Seneca the Younger tells of Hostius Quadra, who installed mirrors in his bedroom to reflect distorted images. “He relished the exaggerated endowment of his own organ as much as if it were real,” Seneca complained. Quadra confirmed: “If I could,” he said, “I’d have that size in the flesh; since I can’t, I’ll feast on the fantasy.”
A fourteenth-century Egyptian encyclopedia includes a recipe to “tighten the vagina.” One should grind “the scorched skin of a jackal, the scorched hooves of a goat, the scorched hoof of a donkey, scorched thorn apple, a scorched sea crab, scorched polypody, and Persian thyme,” then administer as a suppository. “The woman,” promises the compiler, “becomes like a virgin.”
A seventh-century Chinese treatise declares after “careful investigation” that “there are but thirty main positions for consummating the sexual union.” These include Bamboos Near the Altar, Reversed Flying Ducks, Phoenix Holding Its Chicken, Cat and Mouse in One Hole, and Donkeys in the Third Moon of Spring. “The understanding reader,” it concludes, will “probe their wonderful meaning to its very depth.”
When early nineteenth-century corset fashion shifted from the buxom “Venus ideal” to the slimmer “Diana ideal,” it became popular for women to wear the garment but claim they weren’t. “Actresses would say, ‘I don’t need to wear a corset,’” historian Valerie Steele noted in 2012, “but you look at their photograph and you go, ‘Babe, you are so wearing a corset.’”
Lucian claims in his True History to have traveled to the moon. There, he writes, he encountered a tribe of Treemen whose reproductive method was to cut off and plant a man’s right testicle, let it grow into “an enormous tree of flesh, like a phallus,” then harvest and carve men from its large acorns. Wealthy Treemen were given genitals of ivory; the poor got wood.
At the 1883 trial of Alferd Packer, who ate five members of his prospecting party in Colorado after the group got lost during a winter trek, the judge was said to have told the convicted, “There was seven Democrats in Hinsdale County, and you’ve ate five of them, God damn you. I sentence you to be hanged by the neck until you is dead, dead, dead, as a warning against reducing the Democrat population of the state.”
Jin dynasty general Yuanzi once peeked in on a soothsaying Buddhist nun while she bathed. He watched her carve open her belly, take out her viscera, and cut off her own head. Later, the nun emerged intact. “If you remove or bully the supreme ruler,” she told Yuanzi, “your body should be like that.” The general was disappointed; he had been planning a coup but now reconsidered.
Athenaeus wrote that fourth-century-BC Greek courtesan Phryne was so beautiful “she used to wear a tunic covering her whole person” because it was “not easy to see her naked.” Once prosecuted for a capital crime, she was about to be declared guilty when the orator pleading her case brought her to the middle of the court and ripped off her tunic. The judges, “so moved by pity,” acquitted her of all charges.
“There were very few beauties,” wrote Jane Austen to her sister about a party she attended in 1800. The two Miss Maitlands had “a good deal of nose”; the General, “the gout”; Mrs. Maitland, “the jaundice”; and regarding Susan, Sally, and Miss Debary, Austen was “as civil to them as their bad breath would allow.”
Roman gladiators’ vegetarian diet was so full of beans and barley they were called hordearii, “barley men.” While serving as a gladiator-school physician, Galen criticized the diet; it built up bodies “not with dense and compressed flesh,” he wrote, “but instead rather more spongy.”
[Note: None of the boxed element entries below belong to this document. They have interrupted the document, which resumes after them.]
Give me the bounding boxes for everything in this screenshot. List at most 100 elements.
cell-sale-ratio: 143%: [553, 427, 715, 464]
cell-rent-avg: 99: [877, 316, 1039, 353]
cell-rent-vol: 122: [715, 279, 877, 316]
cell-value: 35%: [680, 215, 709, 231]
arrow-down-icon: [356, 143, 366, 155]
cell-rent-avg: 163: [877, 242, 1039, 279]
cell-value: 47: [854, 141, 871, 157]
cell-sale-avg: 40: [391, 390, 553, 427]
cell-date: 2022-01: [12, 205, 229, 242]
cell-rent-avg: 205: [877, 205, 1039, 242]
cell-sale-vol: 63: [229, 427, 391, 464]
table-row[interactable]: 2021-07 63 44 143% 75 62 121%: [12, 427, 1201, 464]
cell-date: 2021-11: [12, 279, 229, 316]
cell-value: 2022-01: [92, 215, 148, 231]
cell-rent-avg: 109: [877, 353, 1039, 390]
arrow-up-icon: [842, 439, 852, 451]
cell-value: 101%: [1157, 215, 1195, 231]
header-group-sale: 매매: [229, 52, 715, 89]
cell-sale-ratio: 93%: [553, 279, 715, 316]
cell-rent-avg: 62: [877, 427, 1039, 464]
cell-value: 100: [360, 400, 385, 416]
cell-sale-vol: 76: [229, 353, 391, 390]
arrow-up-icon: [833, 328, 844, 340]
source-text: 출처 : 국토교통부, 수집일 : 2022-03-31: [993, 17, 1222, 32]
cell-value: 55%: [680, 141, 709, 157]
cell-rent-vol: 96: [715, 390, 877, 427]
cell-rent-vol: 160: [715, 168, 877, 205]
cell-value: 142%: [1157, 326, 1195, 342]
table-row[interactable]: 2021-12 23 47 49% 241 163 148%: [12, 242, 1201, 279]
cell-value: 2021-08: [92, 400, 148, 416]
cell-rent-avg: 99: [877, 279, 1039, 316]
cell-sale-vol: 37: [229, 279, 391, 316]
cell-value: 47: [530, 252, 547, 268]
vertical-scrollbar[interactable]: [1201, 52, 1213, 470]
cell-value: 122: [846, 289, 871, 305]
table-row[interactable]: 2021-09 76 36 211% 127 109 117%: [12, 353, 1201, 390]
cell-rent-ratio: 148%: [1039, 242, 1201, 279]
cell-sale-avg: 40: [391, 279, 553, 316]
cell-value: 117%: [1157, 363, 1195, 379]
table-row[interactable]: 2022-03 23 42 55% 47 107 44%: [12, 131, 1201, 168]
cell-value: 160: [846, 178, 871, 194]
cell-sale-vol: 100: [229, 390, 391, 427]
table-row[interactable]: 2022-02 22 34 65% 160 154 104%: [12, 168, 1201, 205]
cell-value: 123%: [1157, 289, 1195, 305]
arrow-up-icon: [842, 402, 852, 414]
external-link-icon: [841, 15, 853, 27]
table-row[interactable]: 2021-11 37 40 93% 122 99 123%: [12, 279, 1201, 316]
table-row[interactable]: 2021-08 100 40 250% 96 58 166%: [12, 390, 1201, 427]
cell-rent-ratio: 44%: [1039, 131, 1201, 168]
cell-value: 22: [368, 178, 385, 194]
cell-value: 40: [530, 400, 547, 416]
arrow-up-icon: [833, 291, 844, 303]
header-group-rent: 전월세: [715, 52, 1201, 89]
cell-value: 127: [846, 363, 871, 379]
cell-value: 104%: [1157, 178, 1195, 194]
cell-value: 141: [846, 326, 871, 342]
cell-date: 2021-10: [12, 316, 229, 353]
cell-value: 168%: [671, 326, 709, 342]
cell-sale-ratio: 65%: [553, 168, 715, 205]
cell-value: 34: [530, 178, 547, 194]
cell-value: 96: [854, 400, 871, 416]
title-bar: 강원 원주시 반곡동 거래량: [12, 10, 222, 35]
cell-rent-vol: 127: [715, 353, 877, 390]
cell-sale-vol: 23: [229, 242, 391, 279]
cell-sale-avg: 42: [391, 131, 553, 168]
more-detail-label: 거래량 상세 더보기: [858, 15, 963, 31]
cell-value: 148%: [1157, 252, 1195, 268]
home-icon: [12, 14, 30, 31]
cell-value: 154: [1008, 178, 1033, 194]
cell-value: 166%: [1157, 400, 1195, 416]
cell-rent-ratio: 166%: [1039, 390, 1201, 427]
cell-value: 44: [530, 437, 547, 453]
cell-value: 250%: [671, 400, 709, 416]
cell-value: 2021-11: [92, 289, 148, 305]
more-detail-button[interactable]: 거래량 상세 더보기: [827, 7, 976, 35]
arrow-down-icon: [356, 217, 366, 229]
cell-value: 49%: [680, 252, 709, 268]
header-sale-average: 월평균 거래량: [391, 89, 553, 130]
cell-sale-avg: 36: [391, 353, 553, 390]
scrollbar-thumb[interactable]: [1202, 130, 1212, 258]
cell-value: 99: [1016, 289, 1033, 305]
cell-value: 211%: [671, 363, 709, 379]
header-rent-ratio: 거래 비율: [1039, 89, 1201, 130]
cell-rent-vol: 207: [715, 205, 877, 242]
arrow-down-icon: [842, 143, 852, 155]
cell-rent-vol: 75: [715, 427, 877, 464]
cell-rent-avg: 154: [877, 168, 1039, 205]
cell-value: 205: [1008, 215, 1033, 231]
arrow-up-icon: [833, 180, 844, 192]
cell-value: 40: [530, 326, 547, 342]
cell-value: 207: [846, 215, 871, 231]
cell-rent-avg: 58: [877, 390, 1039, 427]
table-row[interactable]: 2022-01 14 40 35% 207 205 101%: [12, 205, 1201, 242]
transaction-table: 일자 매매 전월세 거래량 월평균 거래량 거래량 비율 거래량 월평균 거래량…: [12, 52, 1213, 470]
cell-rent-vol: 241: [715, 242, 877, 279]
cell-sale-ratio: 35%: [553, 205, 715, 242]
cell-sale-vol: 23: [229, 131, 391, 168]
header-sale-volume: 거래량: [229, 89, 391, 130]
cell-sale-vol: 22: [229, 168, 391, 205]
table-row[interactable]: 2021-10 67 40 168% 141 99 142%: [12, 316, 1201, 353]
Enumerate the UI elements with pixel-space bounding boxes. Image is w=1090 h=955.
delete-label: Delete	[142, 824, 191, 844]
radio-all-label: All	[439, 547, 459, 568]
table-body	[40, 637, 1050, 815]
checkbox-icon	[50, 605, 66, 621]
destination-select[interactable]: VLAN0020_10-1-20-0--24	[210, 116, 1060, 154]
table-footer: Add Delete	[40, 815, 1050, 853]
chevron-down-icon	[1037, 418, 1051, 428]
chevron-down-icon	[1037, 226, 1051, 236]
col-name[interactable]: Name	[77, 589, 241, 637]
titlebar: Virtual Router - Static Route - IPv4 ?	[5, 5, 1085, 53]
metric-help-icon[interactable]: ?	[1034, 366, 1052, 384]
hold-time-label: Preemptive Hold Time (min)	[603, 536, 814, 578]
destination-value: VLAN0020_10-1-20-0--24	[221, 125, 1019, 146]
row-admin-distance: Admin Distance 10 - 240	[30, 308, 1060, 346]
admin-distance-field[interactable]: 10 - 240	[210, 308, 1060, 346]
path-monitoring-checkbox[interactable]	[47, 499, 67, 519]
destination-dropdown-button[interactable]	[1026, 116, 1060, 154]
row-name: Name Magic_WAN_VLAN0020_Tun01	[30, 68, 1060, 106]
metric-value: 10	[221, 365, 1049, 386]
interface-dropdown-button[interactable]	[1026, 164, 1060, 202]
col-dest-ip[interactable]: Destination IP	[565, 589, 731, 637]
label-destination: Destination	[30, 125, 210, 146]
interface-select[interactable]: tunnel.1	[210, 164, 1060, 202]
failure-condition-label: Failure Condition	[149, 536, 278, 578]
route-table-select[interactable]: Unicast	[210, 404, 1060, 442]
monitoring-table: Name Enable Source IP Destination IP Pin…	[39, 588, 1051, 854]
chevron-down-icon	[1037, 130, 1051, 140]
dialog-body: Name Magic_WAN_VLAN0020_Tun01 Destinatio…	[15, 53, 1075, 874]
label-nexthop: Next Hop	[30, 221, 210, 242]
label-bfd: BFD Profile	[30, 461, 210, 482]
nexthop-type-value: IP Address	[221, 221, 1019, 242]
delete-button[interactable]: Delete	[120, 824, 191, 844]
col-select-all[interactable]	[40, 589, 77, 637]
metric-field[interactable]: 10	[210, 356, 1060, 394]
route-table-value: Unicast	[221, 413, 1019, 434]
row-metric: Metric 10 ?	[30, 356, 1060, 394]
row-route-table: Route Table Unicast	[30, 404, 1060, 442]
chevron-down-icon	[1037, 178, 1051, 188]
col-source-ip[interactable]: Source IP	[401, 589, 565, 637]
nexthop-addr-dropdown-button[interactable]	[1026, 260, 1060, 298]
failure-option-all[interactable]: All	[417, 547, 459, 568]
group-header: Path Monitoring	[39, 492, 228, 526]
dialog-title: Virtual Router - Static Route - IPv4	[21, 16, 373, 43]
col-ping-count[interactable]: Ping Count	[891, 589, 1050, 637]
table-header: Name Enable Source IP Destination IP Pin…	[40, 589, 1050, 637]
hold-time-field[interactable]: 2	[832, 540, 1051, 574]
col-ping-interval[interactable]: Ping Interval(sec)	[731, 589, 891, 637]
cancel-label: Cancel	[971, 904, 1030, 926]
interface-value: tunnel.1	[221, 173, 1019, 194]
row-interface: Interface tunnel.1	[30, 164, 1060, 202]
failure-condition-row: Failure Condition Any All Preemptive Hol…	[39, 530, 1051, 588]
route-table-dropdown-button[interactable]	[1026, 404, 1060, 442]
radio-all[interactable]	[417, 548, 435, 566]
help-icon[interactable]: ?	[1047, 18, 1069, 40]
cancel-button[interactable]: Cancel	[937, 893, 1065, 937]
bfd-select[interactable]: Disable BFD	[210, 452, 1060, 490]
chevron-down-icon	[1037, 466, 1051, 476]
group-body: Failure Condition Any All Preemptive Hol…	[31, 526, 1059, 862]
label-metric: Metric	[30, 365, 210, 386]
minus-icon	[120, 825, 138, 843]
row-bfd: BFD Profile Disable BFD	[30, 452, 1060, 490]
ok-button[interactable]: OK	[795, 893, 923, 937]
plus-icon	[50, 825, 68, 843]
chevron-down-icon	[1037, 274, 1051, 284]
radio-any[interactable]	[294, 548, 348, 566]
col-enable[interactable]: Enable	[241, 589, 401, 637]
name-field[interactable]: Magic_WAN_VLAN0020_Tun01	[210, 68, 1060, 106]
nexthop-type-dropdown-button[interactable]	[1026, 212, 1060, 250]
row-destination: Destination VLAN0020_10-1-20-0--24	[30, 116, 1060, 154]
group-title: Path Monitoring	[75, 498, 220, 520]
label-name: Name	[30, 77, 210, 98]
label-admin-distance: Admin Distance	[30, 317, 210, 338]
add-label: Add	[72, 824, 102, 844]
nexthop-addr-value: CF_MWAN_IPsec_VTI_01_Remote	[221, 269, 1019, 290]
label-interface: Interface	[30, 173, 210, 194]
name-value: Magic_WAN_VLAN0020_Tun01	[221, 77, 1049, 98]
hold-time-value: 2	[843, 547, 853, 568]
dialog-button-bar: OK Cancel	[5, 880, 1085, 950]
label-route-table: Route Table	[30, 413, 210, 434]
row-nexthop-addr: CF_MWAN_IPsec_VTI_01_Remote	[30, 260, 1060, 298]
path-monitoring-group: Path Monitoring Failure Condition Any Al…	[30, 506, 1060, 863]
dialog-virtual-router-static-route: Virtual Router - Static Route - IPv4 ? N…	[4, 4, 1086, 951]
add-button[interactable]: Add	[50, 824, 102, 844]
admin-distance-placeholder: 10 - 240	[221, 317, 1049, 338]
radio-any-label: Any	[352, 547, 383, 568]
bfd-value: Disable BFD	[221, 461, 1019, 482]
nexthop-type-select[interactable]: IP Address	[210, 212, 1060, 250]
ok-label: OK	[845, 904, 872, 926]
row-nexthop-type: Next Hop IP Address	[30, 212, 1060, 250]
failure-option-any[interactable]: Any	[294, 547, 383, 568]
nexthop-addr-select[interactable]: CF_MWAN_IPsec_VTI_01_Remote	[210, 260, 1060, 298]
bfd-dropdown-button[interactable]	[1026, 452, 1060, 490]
The oldest known tattoos belong to Ötzi, a 5,300-year-old mummified corpse who suffered from heart and Lyme disease, colonic whipworms, gallbladder stones, missing ribs, and arthritic joints. His sixty-one tattoos are patches of small charcoal incisions; their proximity to acupuncture points has led researchers to believe they were created for curative purposes.
Before Michelangelo’s David was placed in Florence’s Piazza della Signoria in 1504, Leonardo argued the nude sculpture needed “a decent ornament” and sketched it with underpants inked on. David was later fitted with a prim brass girdle sustaining twenty-eight copper leaves. It remained for at least forty years.